Tax Reform (12/14/2017)
The U.S. House and Senate have each separately passed a bill that will create sweeping tax reforms. There are substantial differences in the two bills. A joint group of Republicans from the House and Senate are working to incorporate their differences into one bill. Unlike the last major tax reform that took place in 1986, this bill is not retroactive to the beginning of tax year 2017, but will be implemented in 2018. One tax provision that will be enacted may impact many of our clients negatively. Beginning in 2018, a cap of $10,000 on state and local tax deductions will be enacted. You can’t avoid this change. You might be able, however, to get a tax benefit in 2017, although it will be lost in 2018. You should check with your accountant or tax advisor to see if you would benefit by paying certain taxes in 2017 that you might normally pay in 2018.
You might benefit in a variety of ways by moving state and local tax payments that you would normally pay in 2018 into 2017. One example would be to prepay your 2017 state income taxes rather than waiting to pay them when you file your taxes in 2018. Another idea might be to pay certain state or local fees now, rather than waiting until 2018.
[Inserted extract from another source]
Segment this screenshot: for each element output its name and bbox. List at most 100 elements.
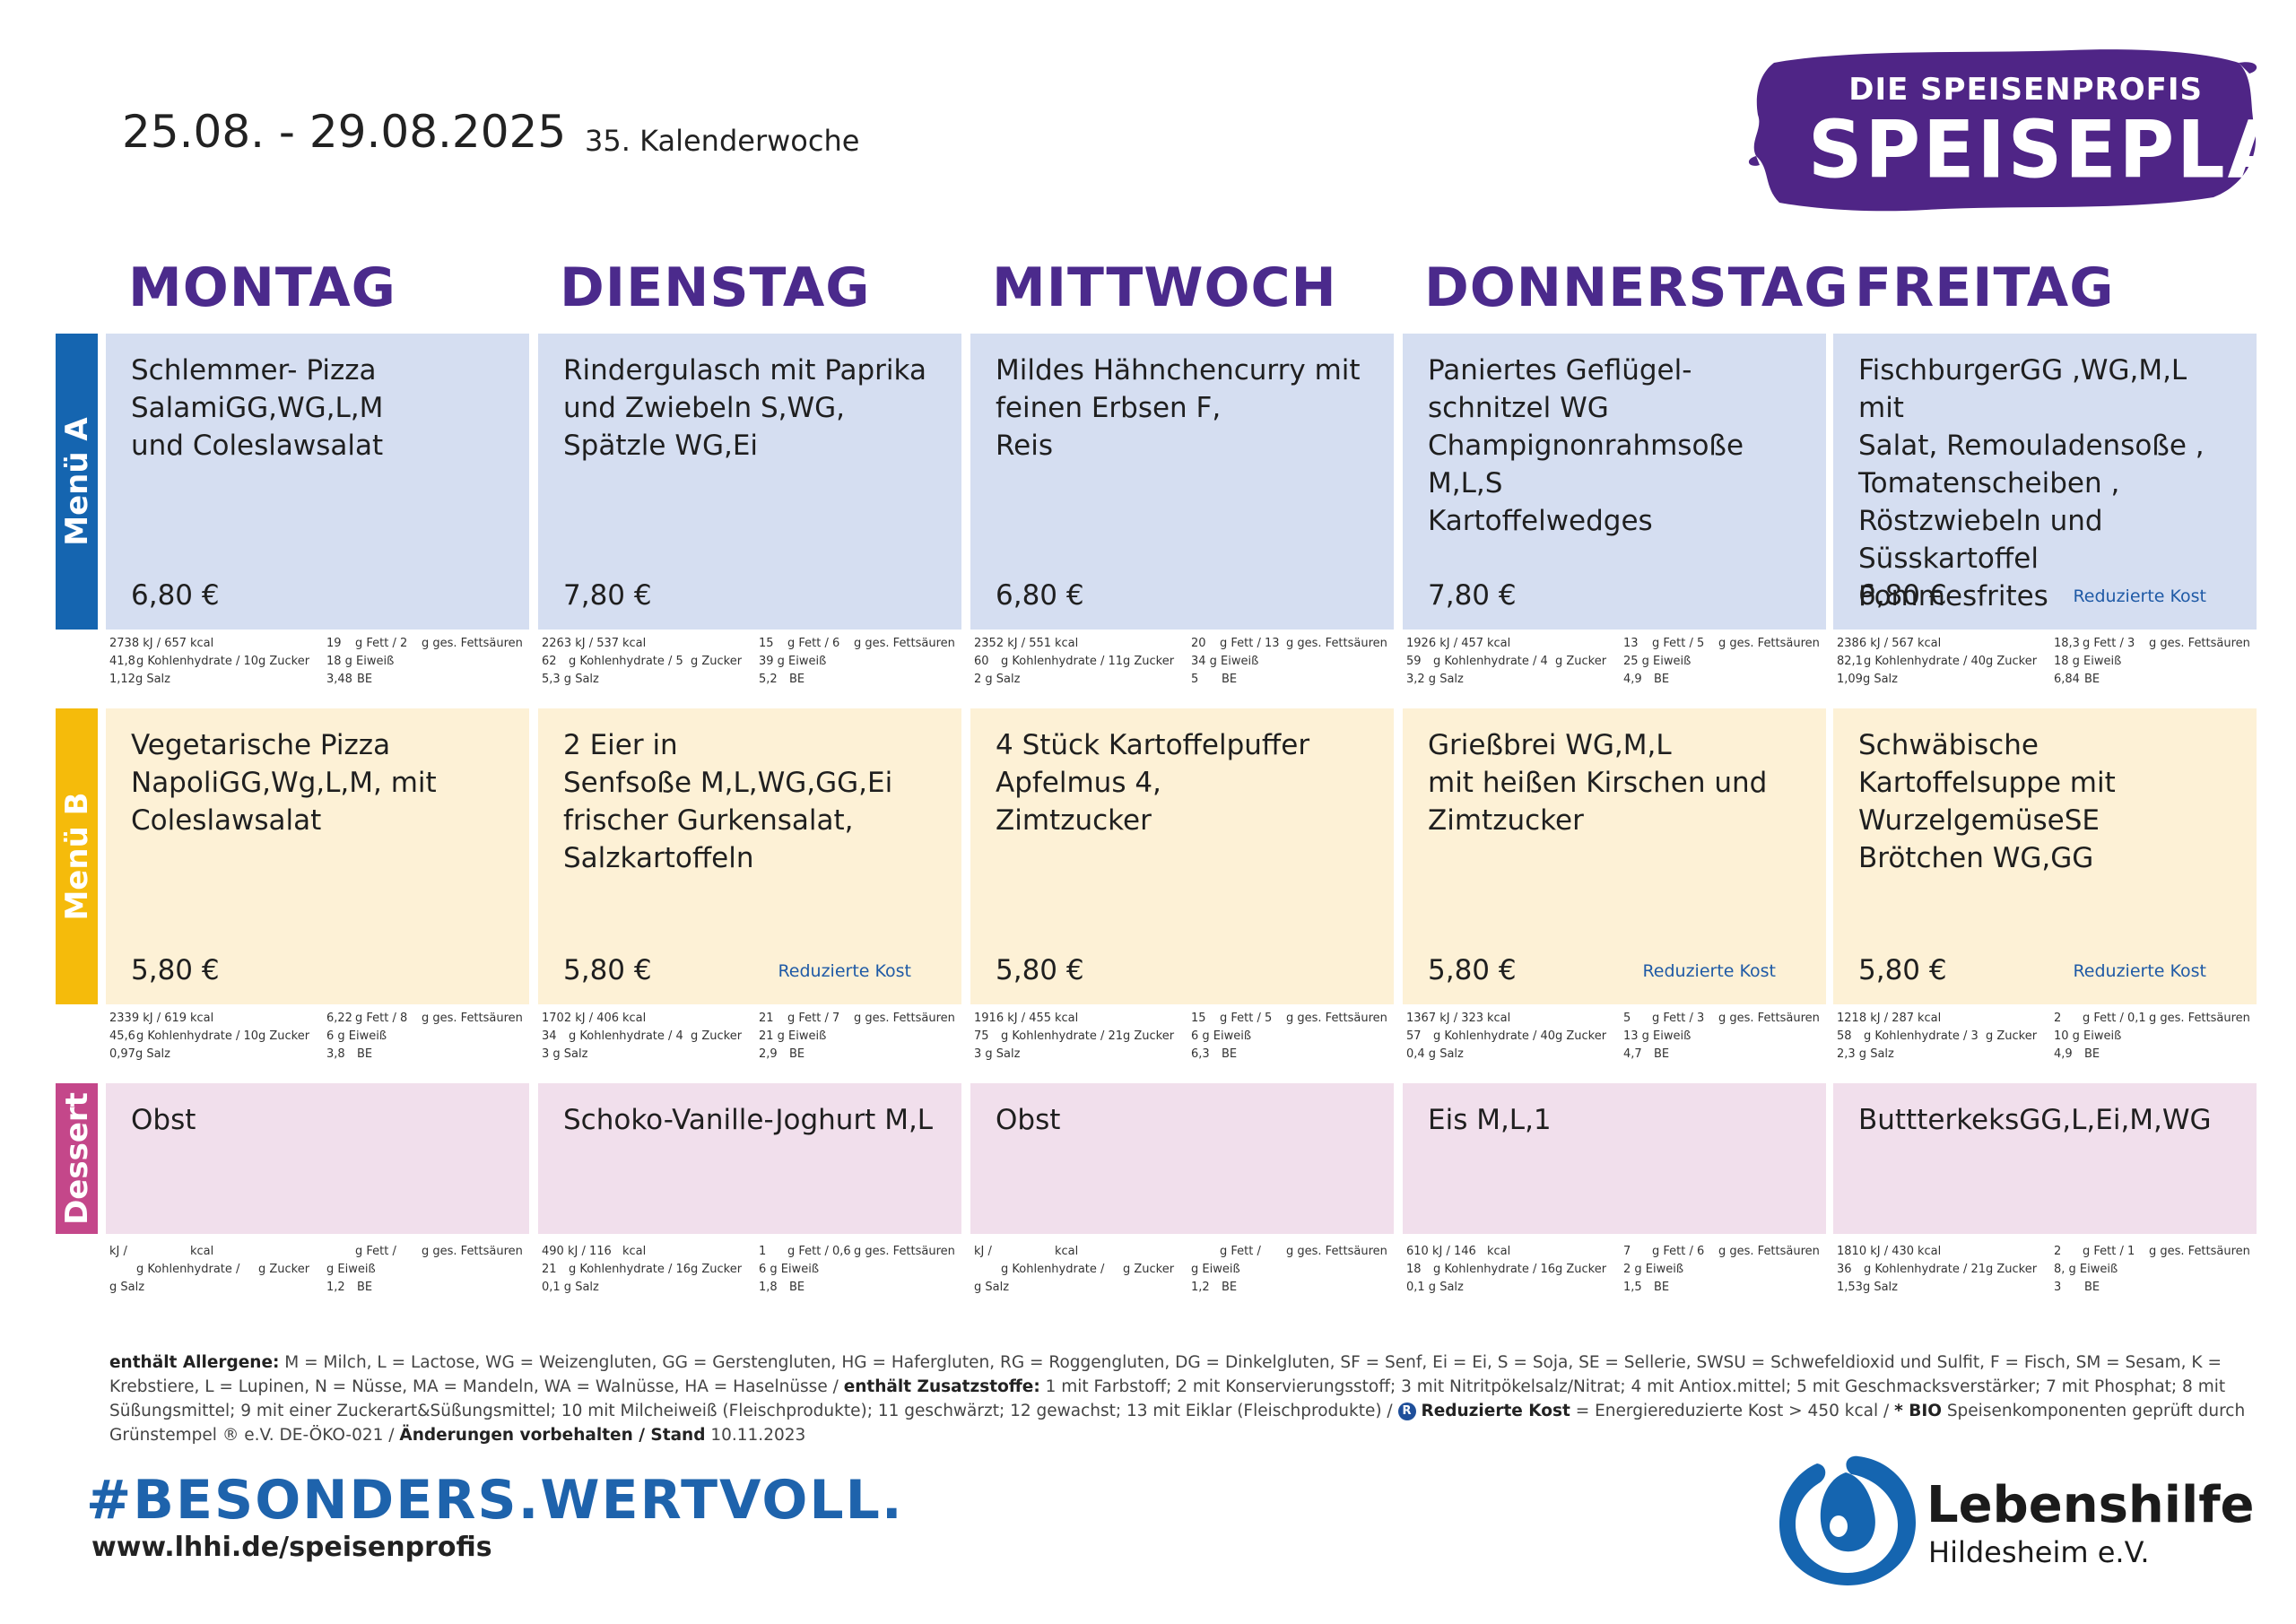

Here is an example of why you might want to consider some late year tax planning. Let’s say that you have a $20,000 property tax bill that was received in 2017 but only one half, or $10,000, was due in 2017, with the right to defer payment on the other half until 2018. Normally you would wait and pay the bill in 2018. However, under the new tax code, you will only be able to deduct up to $10,000 in 2018. If you wait, you will have to pay $10,000 in 2018 for your 2017 bill and then, later in the year, $10,000 on your 2018 tax bill. This means that you will have $20,000 of property taxes paid in 2018 but you can only deduct $10,000. If, instead, you pay the 2017 property tax bill of $20,000 in its entirety in 2017, you can write off the entire amount in 2017, perhaps helping to reduce your 2017 federal tax payments. In 2018 you will get another bill for $20,000 for your property taxes, when you can pay the first half, $10,000 and defer the second part until 2019. In this way, you will be able to write off the $10,000 you paid in 2018 and not lose out on any deductions for that year. Unfortunately, if you follow this into 2019 you will now be losing a big chunk of your previous tax deductions because of the $10,000 cap on state and local deductions. Some tax benefit now is better than no tax benefit later.